San Estanislao is also informally known as Arenal by the locals, Arenal is Spanish for "sand", which earned its nickname in result that the town accumulates high amounts of sand during rain and wind.  A mission was established on the present site in 1650.  Access to the town can be challenging as the roads that access the town are unpaved and often water-logged after long periods of rain. Inhabitants of San Estanislao generally support themselves through family farms yielding a variety of produce and meat products from the cattle as well as poultry and pork and some of the best dairy products and a local cheese called "queso costeno" when translated means cheese of the coast all of which are shared and traded amongst themselves. "Costenos" which the people of San Estanislao often call themselves are hard working men and women who're humble in every aspect of life.

SPORTS.
       San Estanislao "Arenal" as known by the locals are some of the biggest baseball fans around the local team "Los Tigres de Arenal" are a big deal to the locals in the area and the kids love to meet the players who often host baseball camps for the kids.
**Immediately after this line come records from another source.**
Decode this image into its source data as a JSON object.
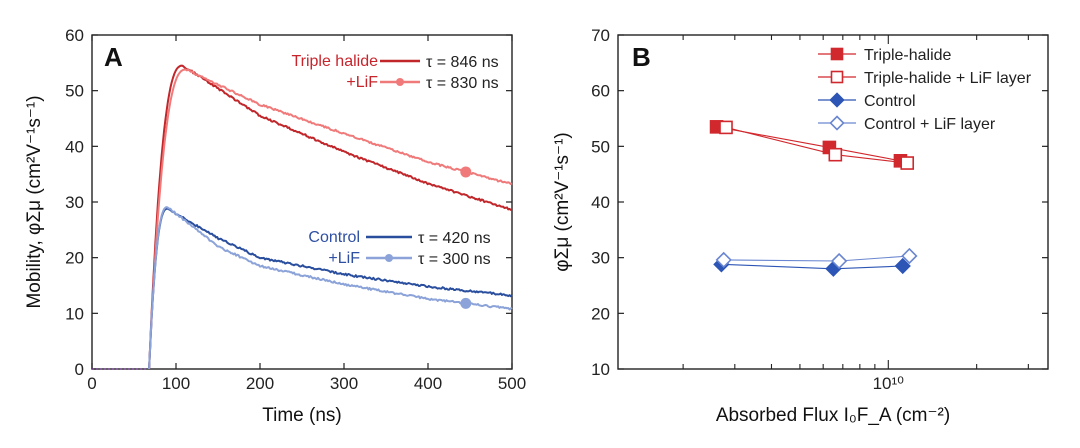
{
  "chart_data": [
    {
      "panel": "A",
      "type": "line",
      "xlabel": "Time (ns)",
      "ylabel": "Mobility, φΣμ (cm²V⁻¹s⁻¹)",
      "xlim": [
        0,
        500
      ],
      "ylim": [
        0,
        60
      ],
      "xticks": [
        0,
        100,
        200,
        300,
        400,
        500
      ],
      "yticks": [
        0,
        10,
        20,
        30,
        40,
        50,
        60
      ],
      "group_labels": [
        {
          "lines": [
            "Triple halide",
            "+LiF"
          ],
          "color": "#c8242b"
        },
        {
          "lines": [
            "Control",
            "+LiF"
          ],
          "color": "#2f4fa3"
        }
      ],
      "series": [
        {
          "name": "τ = 846 ns",
          "color": "#c0262a",
          "marker": "none",
          "peak_time": 108,
          "peak": 54.5,
          "tau": 846
        },
        {
          "name": "τ = 830 ns",
          "color": "#f07a7a",
          "marker": "circle",
          "peak_time": 112,
          "peak": 53.8,
          "tau": 830,
          "marker_x": 445
        },
        {
          "name": "τ = 420 ns",
          "color": "#2a4e9e",
          "marker": "none",
          "peak_time": 90,
          "peak": 28.8,
          "tau": 420
        },
        {
          "name": "τ = 300 ns",
          "color": "#8ba3d8",
          "marker": "circle",
          "peak_time": 90,
          "peak": 29.1,
          "tau": 300,
          "marker_x": 445
        }
      ],
      "annotation_legend_symbol": {
        "value": "35",
        "title": ""
      }
    },
    {
      "panel": "B",
      "type": "line",
      "xlabel": "Absorbed Flux I₀F_A (cm⁻²)",
      "ylabel": "φΣμ (cm²V⁻¹s⁻¹)",
      "xscale": "log",
      "xlim": [
        1200000000.0,
        35000000000.0
      ],
      "ylim": [
        10,
        70
      ],
      "xtick_label": "10¹⁰",
      "yticks": [
        10,
        20,
        30,
        40,
        50,
        60,
        70
      ],
      "legend_position": "top-right",
      "series": [
        {
          "name": "Triple-halide",
          "color": "#d0282d",
          "marker": "square-filled",
          "x": [
            2600000000.0,
            6300000000.0,
            11000000000.0
          ],
          "y": [
            53.5,
            49.8,
            47.4
          ]
        },
        {
          "name": "Triple-halide + LiF layer",
          "color": "#d0282d",
          "marker": "square-open",
          "x": [
            2800000000.0,
            6600000000.0,
            11600000000.0
          ],
          "y": [
            53.4,
            48.5,
            47.0
          ]
        },
        {
          "name": "Control",
          "color": "#2c55b5",
          "marker": "diamond-filled",
          "x": [
            2700000000.0,
            6500000000.0,
            11200000000.0
          ],
          "y": [
            28.8,
            28.0,
            28.5
          ]
        },
        {
          "name": "Control + LiF layer",
          "color": "#6a86d0",
          "marker": "diamond-open",
          "x": [
            2750000000.0,
            6800000000.0,
            11800000000.0
          ],
          "y": [
            29.6,
            29.4,
            30.3
          ]
        }
      ]
    }
  ]
}
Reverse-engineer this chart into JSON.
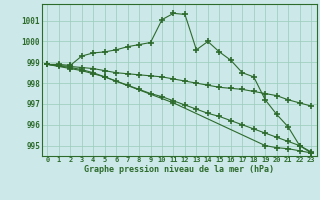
{
  "title": "Graphe pression niveau de la mer (hPa)",
  "background_color": "#cce8e8",
  "grid_color": "#99ccbb",
  "line_color": "#2d6b2d",
  "xlim": [
    -0.5,
    23.5
  ],
  "ylim": [
    994.5,
    1001.8
  ],
  "yticks": [
    995,
    996,
    997,
    998,
    999,
    1000,
    1001
  ],
  "xticks": [
    0,
    1,
    2,
    3,
    4,
    5,
    6,
    7,
    8,
    9,
    10,
    11,
    12,
    13,
    14,
    15,
    16,
    17,
    18,
    19,
    20,
    21,
    22,
    23
  ],
  "series": [
    {
      "x": [
        0,
        1,
        2,
        3,
        4,
        5,
        6,
        7,
        8,
        9,
        10,
        11,
        12,
        13,
        14,
        15,
        16,
        17,
        18,
        19,
        20,
        21,
        22,
        23
      ],
      "y": [
        998.9,
        998.9,
        998.85,
        999.3,
        999.45,
        999.5,
        999.6,
        999.75,
        999.85,
        999.95,
        1001.05,
        1001.35,
        1001.3,
        999.6,
        1000.0,
        999.5,
        999.1,
        998.5,
        998.3,
        997.2,
        996.5,
        995.9,
        995.0,
        994.65
      ]
    },
    {
      "x": [
        0,
        1,
        2,
        3,
        4,
        5,
        6,
        7,
        8,
        9,
        10,
        11,
        12,
        13,
        14,
        15,
        16,
        17,
        18,
        19,
        20,
        21,
        22,
        23
      ],
      "y": [
        998.9,
        998.85,
        998.8,
        998.75,
        998.7,
        998.6,
        998.5,
        998.45,
        998.4,
        998.35,
        998.3,
        998.2,
        998.1,
        998.0,
        997.9,
        997.8,
        997.75,
        997.7,
        997.6,
        997.5,
        997.4,
        997.2,
        997.05,
        996.9
      ]
    },
    {
      "x": [
        0,
        1,
        2,
        3,
        4,
        5,
        6,
        7,
        8,
        9,
        10,
        11,
        12,
        13,
        14,
        15,
        16,
        17,
        18,
        19,
        20,
        21,
        22,
        23
      ],
      "y": [
        998.9,
        998.8,
        998.7,
        998.6,
        998.45,
        998.3,
        998.1,
        997.9,
        997.7,
        997.5,
        997.35,
        997.15,
        996.95,
        996.75,
        996.55,
        996.4,
        996.2,
        996.0,
        995.8,
        995.6,
        995.4,
        995.2,
        995.0,
        994.7
      ]
    },
    {
      "x": [
        0,
        2,
        3,
        4,
        5,
        11,
        19,
        20,
        21,
        22,
        23
      ],
      "y": [
        998.9,
        998.75,
        998.65,
        998.5,
        998.3,
        997.05,
        995.0,
        994.9,
        994.85,
        994.75,
        994.65
      ]
    }
  ]
}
Of course another one of the countries and one of the world's most popular sport soccer is always the go to sport and is played from the grass fields to the dirt and concrete roads of San Estanislao.

Location 
San Estanislao is located alongside the northeastern side of the Dique Canal 16 meters (55 feet) above sea level. Nearest major metropolitan municipalities are Barranquilla to the north by northeast, and Cartagena to the west. The town of Soplaviento is located across the canal from San Estanislao.

Population 
16,518

Climate 
The average temperature is approximately 35.0'C (95.0'F) during the day, 23.9'C (75.0'F) at night, and is generally the same most of the calendar year.